Burton requested the Computer to identify the dead woman. It replied that the data was unavailable, and it would not or could not say why.
Burton asked it if the dead woman’s body-recording was in its files.
The Computer said that it was unavailable.
“One more mystery,” said Frigate, and he groaned.
Burton asked the Computer for the location of the machine that had broken through the barricade walls. As he had expected, he was told that that information was also unavailable.
“I’ve seen all the robots the tower contains,” Burton said. “I had the Computer show them on a screen. That machine was not among them.”

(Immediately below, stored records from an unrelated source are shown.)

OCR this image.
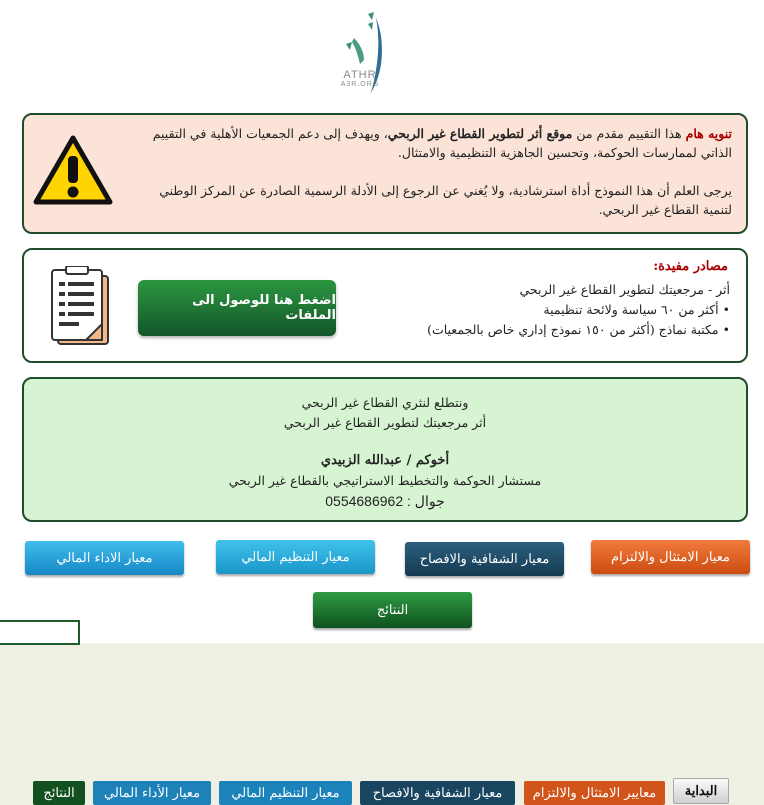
ATHR
A3R.ORG

تنويه هام هذا التقييم مقدم من موقع أثر لتطوير القطاع غير الربحي، ويهدف إلى دعم الجمعيات الأهلية في التقييم الذاتي لممارسات الحوكمة، وتحسين الجاهزية التنظيمية والامتثال.

يرجى العلم أن هذا النموذج أداة استرشادية، ولا يُغني عن الرجوع إلى الأدلة الرسمية الصادرة عن المركز الوطني لتنمية القطاع غير الربحي.

مصادر مفيدة:
أثر - مرجعيتك لتطوير القطاع غير الربحي
• أكثر من ٦٠ سياسة ولائحة تنظيمية
• مكتبة نماذج (أكثر من ١٥٠ نموذج إداري خاص بالجمعيات)
اضغط هنا للوصول الى الملفات
ونتطلع لنثري القطاع غير الربحي
أثر مرجعيتك لتطوير القطاع غير الربحي
أخوكم / عبدالله الزبيدي
مستشار الحوكمة والتخطيط الاستراتيجي بالقطاع غير الربحي
جوال : 0554686962
معيار الامتثال والالتزام
معيار الشفافية والافصاح
معيار التنظيم المالي
معيار الاداء المالي
النتائج
البداية
معايير الامتثال والالتزام
معيار الشفافية والافصاح
معيار التنظيم المالي
معيار الأداء المالي
النتائج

The woman might have had it made for her by the Computer just to break down the walls.
Nur and Frigate dragged the body from the corridor and laid it down by the body near the cabinet. Stretched out, face up, they looked like identical twins.
“Shall we have them disintegrated in the converter?” Nur said.
“One of them,” Burton said. “I want the Computer to examine the other.”
“So you can see if she has a black ball in her brain?”
Burton grimaced. Nur always seemed to be able to read his mind.
“Yes.”
The two dumped one body into a cabinet and ordered the Computer to get rid of it. White light filled the cabinet, and, when they looked through the window in the door, the cabinet-was empty. There were not even ashes in it.
The other corpse was placed on a table above which was a huge dome-shaped device. Though there was no display of energy, the interior of the body was shown on a screen in a series of images. Burton had the Computer run the images back to the one he wanted. There was a tiny black sphere on the forebrain. This had been surgically implanted and, acting at a subvocalized codeword, would release a poison into the bearer’s body, killing it instantly.
“So … she was an Agent.”
“But we still don’t know when she came here or what her ultimate intentions were,” Frigate said.
“For the moment,” Burton said, “we don’t have to. It’s enough that we’ve gotten rid of the Snark. Now we’re on our own, free.”
They were, however, free only in some senses. Burton asked the Computer if the overrides installed by the woman were now removed. It replied that they were not.
“When would they be released?”
The Computer did not know.
“We’re stymied,” Frigate said.
“Not forever,” Burton replied. He was not as confident as he sounded.
10
On that perhaps forever-lost Earth, so far in distance and time, in a.d. 1880 in the city of London, England, appeared a privately printed book. It was titled The Kasidah of Haji Abdu El-Yezdi, A Lay of the Higher Law. Translated and annotated by His Friend and Pupil F. B. The initials stood for Frank Baker, a nom-de-plume of Captain Richard Francis Burton. “Frank” was from his middle name; “Baker” was his mother’s maiden surname. Not until after his death would his true name be appended to a reprint.